Dr. Terkeltaub advised caution with colchicine dosing. "One of the major problems in quality of care is that people were getting drowned in colchicine for acute gout. We assessed the evidence and decided to go with the [US Food and Drug Administration]-approved regimen of low-dose colchicine for early acute gout flare. That is a major recommendation. When people get drowned in high doses of colchicine for a long time for acute gout, the rate of adverse events is quite high."
- New guidelines from the ACR offer updated recommendations on the management of hyperuricemia.
- Patient education regarding diet, lifestyle, treatment objectives, and management of comorbid conditions is a core therapeutic measure for gout and for hyperuricemia.
- The first-line pharmacological ULT in gout is XOI therapy with either allopurinol or febuxostat.
- Target serum urate level should be lower than 6 mg/dL, and often lower than 5 mg/dL, to maintain improvements in gout signs and symptoms.
- The starting dosage of allopurinol should not exceed 100 mg/day (or less in moderate to severe CKD). This should be gradually titrated upward.
- Even in patients with CKD, the maintenance dose of allopurinol can exceed 300 mg daily.
- Before starting allopurinol, rapid polymerase chain reaction–based HLA-B*5801 screening should be considered for subpopulations with elevated HLA-B*5801 allele frequency and with high risk for severe allopurinol hypersensitivity in HLA-B*5801-positive patients.
- These high-risk groups include Koreans with stage 3 or worse CKD and all persons of Han Chinese and Thai descent.
- When appropriate dosing of an XOI does not achieve the serum urate target, combination oral ULT with 1 XOI agent and 1 uricosuric agent is recommended.
- For patients with severe gout disease burden and lack of response to or intolerance of appropriately dosed oral ULT, pegloticase may be used.
- Updated recommendations for the management of acute gouty arthritis were also presented.
- Pharmacotherapy should be started within 24 hours of onset of an acute gouty arthritis attack.
- During an acute attack of gout, established pharmacologic ULT should be continued without interruption.
- Appropriate first-line therapy for acute gout includes NSAIDs, corticosteroids, or oral colchicine.
- For severe or refractory attacks, certain combinations of these drugs may be used.
- All patients with gout who are starting to receive ULT should receive pharmacologic anti-inflammatory prophylaxis.
- This should be continued if there is any clinical evidence of continuing gout disease activity and/or the serum urate target has not yet been reached.
- Except for patients with a lack of tolerance or medical contraindications, oral colchicine is an appropriate first-line choice for prophylaxis of gout attack and may be used with appropriate dose adjustment in patients with CKD or drug interactions.

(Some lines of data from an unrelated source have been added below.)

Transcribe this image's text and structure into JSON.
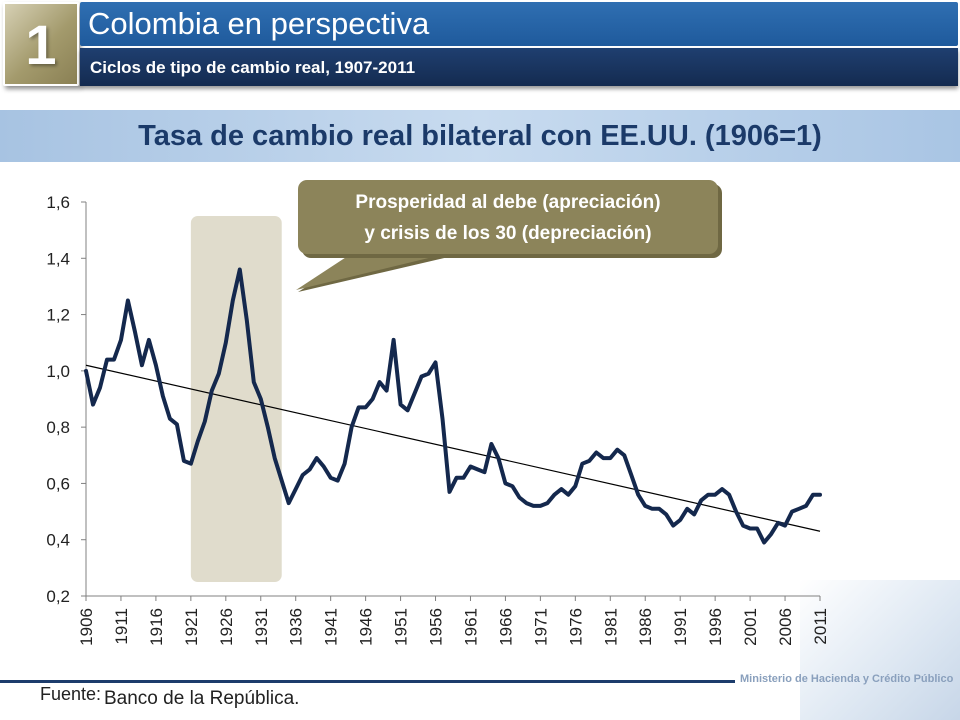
{
  "header": {
    "section_number": "1",
    "title": "Colombia en perspectiva",
    "subtitle": "Ciclos de tipo de cambio real, 1907-2011"
  },
  "chart_data": {
    "type": "line",
    "title": "Tasa de cambio real bilateral con EE.UU. (1906=1)",
    "ylim": [
      0.2,
      1.6
    ],
    "y_ticks": [
      "0,2",
      "0,4",
      "0,6",
      "0,8",
      "1,0",
      "1,2",
      "1,4",
      "1,6"
    ],
    "y_tick_values": [
      0.2,
      0.4,
      0.6,
      0.8,
      1.0,
      1.2,
      1.4,
      1.6
    ],
    "x_ticks": [
      "1906",
      "1911",
      "1916",
      "1921",
      "1926",
      "1931",
      "1936",
      "1941",
      "1946",
      "1951",
      "1956",
      "1961",
      "1966",
      "1971",
      "1976",
      "1981",
      "1986",
      "1991",
      "1996",
      "2001",
      "2006",
      "2011"
    ],
    "xlim": [
      1906,
      2011
    ],
    "grid": false,
    "series": [
      {
        "color": "#14284d",
        "points": [
          [
            1906,
            1.0
          ],
          [
            1907,
            0.88
          ],
          [
            1908,
            0.94
          ],
          [
            1909,
            1.04
          ],
          [
            1910,
            1.04
          ],
          [
            1911,
            1.11
          ],
          [
            1912,
            1.25
          ],
          [
            1913,
            1.14
          ],
          [
            1914,
            1.02
          ],
          [
            1915,
            1.11
          ],
          [
            1916,
            1.02
          ],
          [
            1917,
            0.91
          ],
          [
            1918,
            0.83
          ],
          [
            1919,
            0.81
          ],
          [
            1920,
            0.68
          ],
          [
            1921,
            0.67
          ],
          [
            1922,
            0.75
          ],
          [
            1923,
            0.82
          ],
          [
            1924,
            0.93
          ],
          [
            1925,
            0.99
          ],
          [
            1926,
            1.1
          ],
          [
            1927,
            1.25
          ],
          [
            1928,
            1.36
          ],
          [
            1929,
            1.18
          ],
          [
            1930,
            0.96
          ],
          [
            1931,
            0.9
          ],
          [
            1932,
            0.8
          ],
          [
            1933,
            0.69
          ],
          [
            1934,
            0.61
          ],
          [
            1935,
            0.53
          ],
          [
            1936,
            0.58
          ],
          [
            1937,
            0.63
          ],
          [
            1938,
            0.65
          ],
          [
            1939,
            0.69
          ],
          [
            1940,
            0.66
          ],
          [
            1941,
            0.62
          ],
          [
            1942,
            0.61
          ],
          [
            1943,
            0.67
          ],
          [
            1944,
            0.8
          ],
          [
            1945,
            0.87
          ],
          [
            1946,
            0.87
          ],
          [
            1947,
            0.9
          ],
          [
            1948,
            0.96
          ],
          [
            1949,
            0.93
          ],
          [
            1950,
            1.11
          ],
          [
            1951,
            0.88
          ],
          [
            1952,
            0.86
          ],
          [
            1953,
            0.92
          ],
          [
            1954,
            0.98
          ],
          [
            1955,
            0.99
          ],
          [
            1956,
            1.03
          ],
          [
            1957,
            0.83
          ],
          [
            1958,
            0.57
          ],
          [
            1959,
            0.62
          ],
          [
            1960,
            0.62
          ],
          [
            1961,
            0.66
          ],
          [
            1962,
            0.65
          ],
          [
            1963,
            0.64
          ],
          [
            1964,
            0.74
          ],
          [
            1965,
            0.69
          ],
          [
            1966,
            0.6
          ],
          [
            1967,
            0.59
          ],
          [
            1968,
            0.55
          ],
          [
            1969,
            0.53
          ],
          [
            1970,
            0.52
          ],
          [
            1971,
            0.52
          ],
          [
            1972,
            0.53
          ],
          [
            1973,
            0.56
          ],
          [
            1974,
            0.58
          ],
          [
            1975,
            0.56
          ],
          [
            1976,
            0.59
          ],
          [
            1977,
            0.67
          ],
          [
            1978,
            0.68
          ],
          [
            1979,
            0.71
          ],
          [
            1980,
            0.69
          ],
          [
            1981,
            0.69
          ],
          [
            1982,
            0.72
          ],
          [
            1983,
            0.7
          ],
          [
            1984,
            0.63
          ],
          [
            1985,
            0.56
          ],
          [
            1986,
            0.52
          ],
          [
            1987,
            0.51
          ],
          [
            1988,
            0.51
          ],
          [
            1989,
            0.49
          ],
          [
            1990,
            0.45
          ],
          [
            1991,
            0.47
          ],
          [
            1992,
            0.51
          ],
          [
            1993,
            0.49
          ],
          [
            1994,
            0.54
          ],
          [
            1995,
            0.56
          ],
          [
            1996,
            0.56
          ],
          [
            1997,
            0.58
          ],
          [
            1998,
            0.56
          ],
          [
            1999,
            0.5
          ],
          [
            2000,
            0.45
          ],
          [
            2001,
            0.44
          ],
          [
            2002,
            0.44
          ],
          [
            2003,
            0.39
          ],
          [
            2004,
            0.42
          ],
          [
            2005,
            0.46
          ],
          [
            2006,
            0.45
          ],
          [
            2007,
            0.5
          ],
          [
            2008,
            0.51
          ],
          [
            2009,
            0.52
          ],
          [
            2010,
            0.56
          ],
          [
            2011,
            0.56
          ]
        ]
      }
    ],
    "trendline": {
      "color": "#000000",
      "points": [
        [
          1906,
          1.02
        ],
        [
          2011,
          0.43
        ]
      ]
    },
    "highlight": {
      "x_range": [
        1921,
        1934
      ],
      "color": "#e0dccc"
    },
    "annotation": {
      "line1": "Prosperidad al debe (apreciación)",
      "line2": "y crisis de los 30 (depreciación)",
      "bg": "#8c845a",
      "text_color": "#ffffff"
    }
  },
  "footer": {
    "label": "Fuente:",
    "source": "Banco de la República.",
    "ministry": "Ministerio de Hacienda y Crédito Público"
  }
}
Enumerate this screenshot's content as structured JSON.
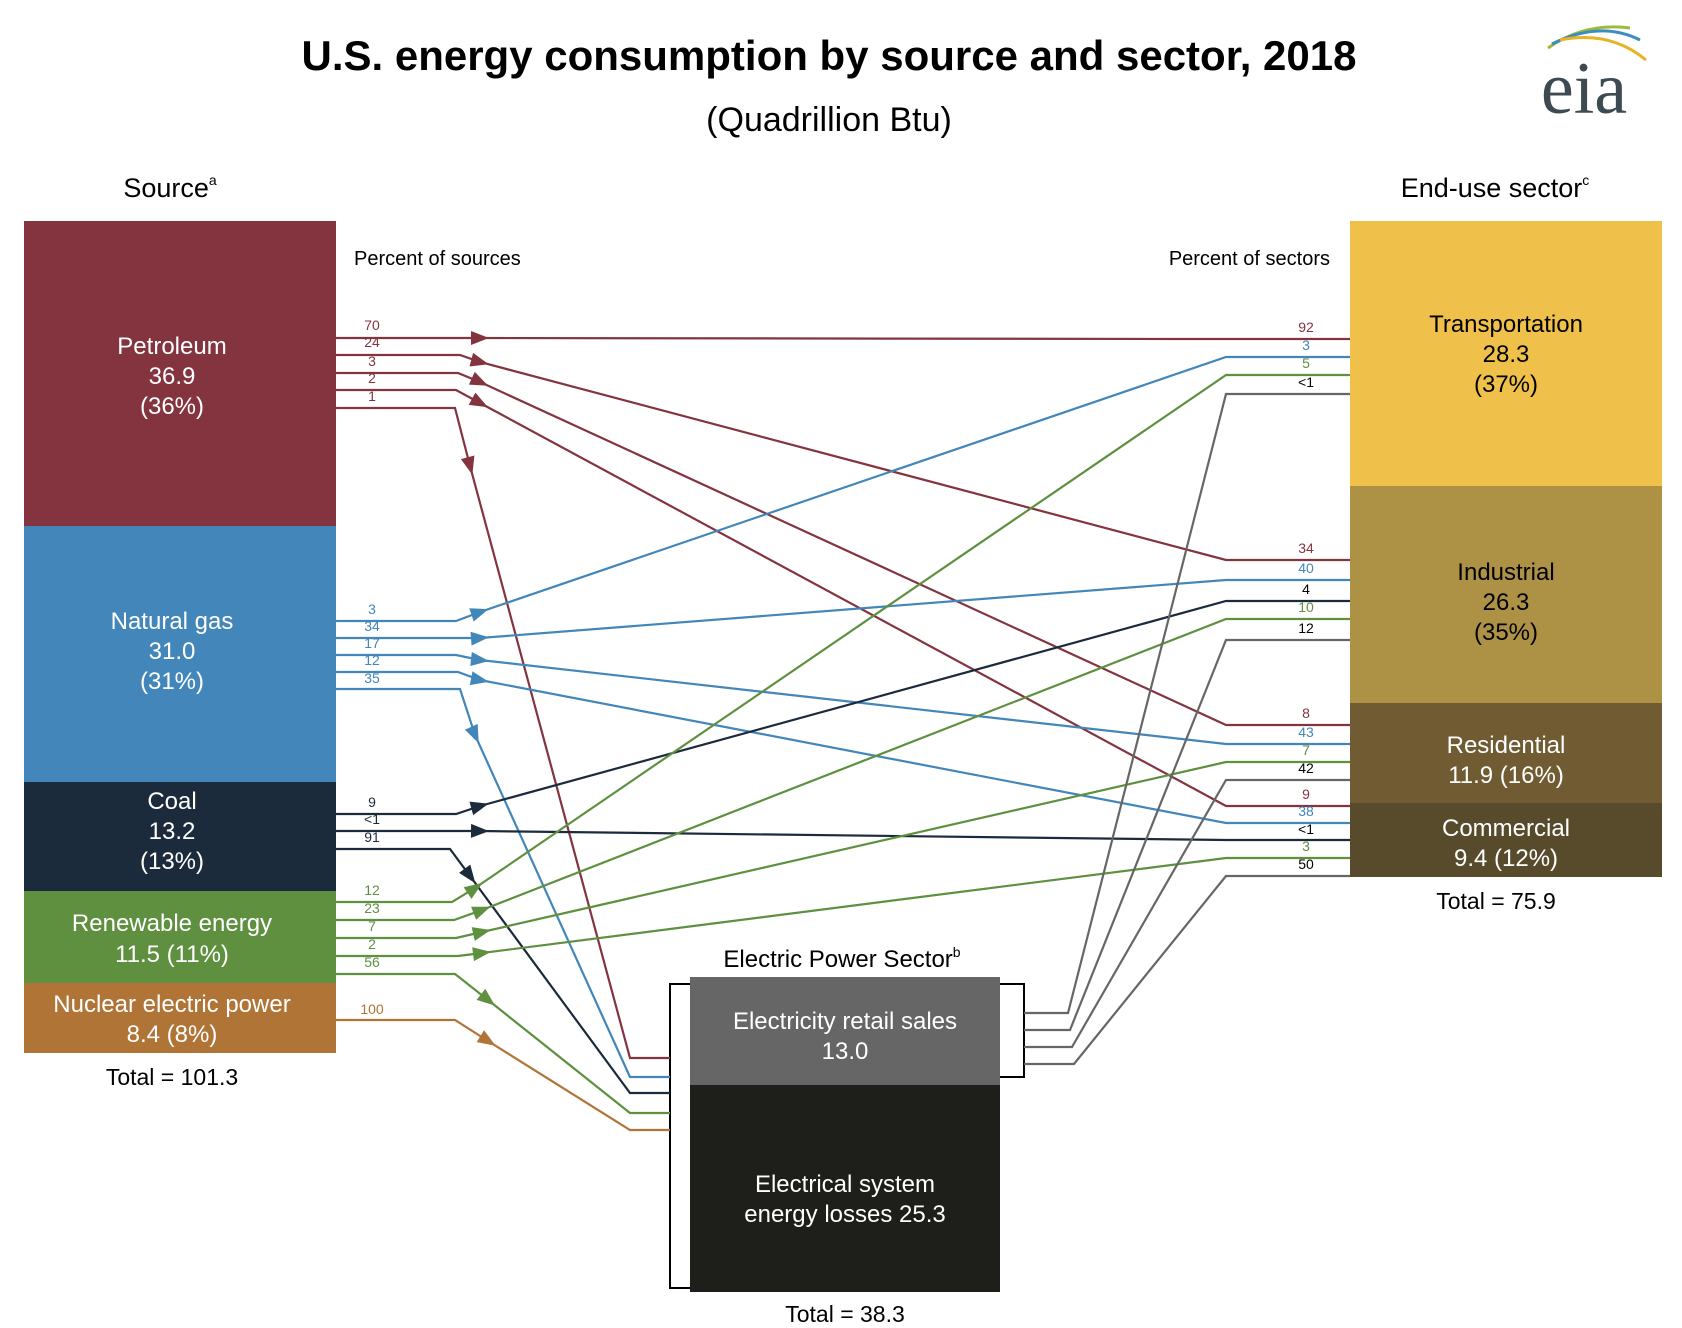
{
  "title": "U.S. energy consumption by source and sector, 2018",
  "subtitle": "(Quadrillion Btu)",
  "logo": {
    "text": "eia",
    "colors": [
      "#3d4a52",
      "#9bbb3b",
      "#3a8cc1",
      "#e8b423"
    ]
  },
  "source_heading": {
    "text": "Source",
    "sup": "a"
  },
  "sector_heading": {
    "text": "End-use sector",
    "sup": "c"
  },
  "power_heading": {
    "text": "Electric Power Sector",
    "sup": "b"
  },
  "percent_of_sources": "Percent of sources",
  "percent_of_sectors": "Percent of sectors",
  "sources": [
    {
      "id": "petroleum",
      "name": "Petroleum",
      "value": "36.9",
      "share": "(36%)",
      "color": "#83343f",
      "outflows": [
        "70",
        "24",
        "3",
        "2",
        "1"
      ]
    },
    {
      "id": "natural-gas",
      "name": "Natural gas",
      "value": "31.0",
      "share": "(31%)",
      "color": "#4286ba",
      "outflows": [
        "3",
        "34",
        "17",
        "12",
        "35"
      ]
    },
    {
      "id": "coal",
      "name": "Coal",
      "value": "13.2",
      "share": "(13%)",
      "color": "#1c2b3c",
      "outflows": [
        "9",
        "<1",
        "91"
      ]
    },
    {
      "id": "renewable",
      "name": "Renewable energy",
      "value": "11.5",
      "share": "(11%)",
      "label": "11.5 (11%)",
      "color": "#5f9040",
      "outflows": [
        "12",
        "23",
        "7",
        "2",
        "56"
      ]
    },
    {
      "id": "nuclear",
      "name": "Nuclear electric power",
      "value": "8.4",
      "share": "(8%)",
      "label": "8.4 (8%)",
      "color": "#b07436",
      "outflows": [
        "100"
      ]
    }
  ],
  "sources_total": "Total = 101.3",
  "sectors": [
    {
      "id": "transportation",
      "name": "Transportation",
      "value": "28.3",
      "share": "(37%)",
      "color": "#efc14b",
      "text_color": "#000000",
      "inflows": [
        "92",
        "3",
        "5",
        "<1"
      ]
    },
    {
      "id": "industrial",
      "name": "Industrial",
      "value": "26.3",
      "share": "(35%)",
      "color": "#ad9246",
      "text_color": "#000000",
      "inflows": [
        "34",
        "40",
        "4",
        "10",
        "12"
      ]
    },
    {
      "id": "residential",
      "name": "Residential",
      "value": "11.9",
      "share": "(16%)",
      "label": "11.9 (16%)",
      "color": "#705b32",
      "text_color": "#ffffff",
      "inflows": [
        "8",
        "43",
        "7",
        "42"
      ]
    },
    {
      "id": "commercial",
      "name": "Commercial",
      "value": "9.4",
      "share": "(12%)",
      "label": "9.4 (12%)",
      "color": "#574b2c",
      "text_color": "#ffffff",
      "inflows": [
        "9",
        "38",
        "<1",
        "3",
        "50"
      ]
    }
  ],
  "sectors_total": "Total = 75.9",
  "power": {
    "retail": {
      "name": "Electricity retail sales",
      "value": "13.0",
      "color": "#666666"
    },
    "losses": {
      "line1": "Electrical system",
      "line2": "energy losses  25.3",
      "color": "#1e1e1a"
    },
    "total": "Total = 38.3"
  },
  "flows": [
    {
      "from": "petroleum",
      "to": "transportation",
      "pct_source": "70",
      "pct_sector": "92"
    },
    {
      "from": "petroleum",
      "to": "industrial",
      "pct_source": "24",
      "pct_sector": "34"
    },
    {
      "from": "petroleum",
      "to": "residential",
      "pct_source": "3",
      "pct_sector": "8"
    },
    {
      "from": "petroleum",
      "to": "commercial",
      "pct_source": "2",
      "pct_sector": "9"
    },
    {
      "from": "petroleum",
      "to": "electric-power",
      "pct_source": "1",
      "pct_sector": ""
    },
    {
      "from": "natural-gas",
      "to": "transportation",
      "pct_source": "3",
      "pct_sector": "3"
    },
    {
      "from": "natural-gas",
      "to": "industrial",
      "pct_source": "34",
      "pct_sector": "40"
    },
    {
      "from": "natural-gas",
      "to": "residential",
      "pct_source": "17",
      "pct_sector": "43"
    },
    {
      "from": "natural-gas",
      "to": "commercial",
      "pct_source": "12",
      "pct_sector": "38"
    },
    {
      "from": "natural-gas",
      "to": "electric-power",
      "pct_source": "35",
      "pct_sector": ""
    },
    {
      "from": "coal",
      "to": "industrial",
      "pct_source": "9",
      "pct_sector": "4"
    },
    {
      "from": "coal",
      "to": "commercial",
      "pct_source": "<1",
      "pct_sector": "<1"
    },
    {
      "from": "coal",
      "to": "electric-power",
      "pct_source": "91",
      "pct_sector": ""
    },
    {
      "from": "renewable",
      "to": "transportation",
      "pct_source": "12",
      "pct_sector": "5"
    },
    {
      "from": "renewable",
      "to": "industrial",
      "pct_source": "23",
      "pct_sector": "10"
    },
    {
      "from": "renewable",
      "to": "residential",
      "pct_source": "7",
      "pct_sector": "7"
    },
    {
      "from": "renewable",
      "to": "commercial",
      "pct_source": "2",
      "pct_sector": "3"
    },
    {
      "from": "renewable",
      "to": "electric-power",
      "pct_source": "56",
      "pct_sector": ""
    },
    {
      "from": "nuclear",
      "to": "electric-power",
      "pct_source": "100",
      "pct_sector": ""
    },
    {
      "from": "electric-power",
      "to": "transportation",
      "pct_source": "",
      "pct_sector": "<1"
    },
    {
      "from": "electric-power",
      "to": "industrial",
      "pct_source": "",
      "pct_sector": "12"
    },
    {
      "from": "electric-power",
      "to": "residential",
      "pct_source": "",
      "pct_sector": "42"
    },
    {
      "from": "electric-power",
      "to": "commercial",
      "pct_source": "",
      "pct_sector": "50"
    }
  ]
}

- Except for patients with a lack of tolerance or medical contraindications, low-dose NSAIDs are appropriate for first-line prophylaxis of gout attack.
- According to the 2012 ACR guidelines, core therapy for management of gout and for hyperuricemia includes patient education about diet, lifestyle, treatment objectives, and management of comorbid conditions. First-line pharmacological ULT in gout is XOI therapy with either allopurinol or febuxostat to achieve a target serum urate level of less than 6 mg/dL, and often less than 5 mg/dL.
- For an acute gouty arthritis attack, pharmacotherapy with NSAIDs, corticosteroids, or oral colchicine should be started within 24 hours of onset, and ULT should be continued without interruption. All patients with gout starting ULT should receive pharmacologic anti-inflammatory prophylaxis with oral colchicine or low-dose NSAIDs.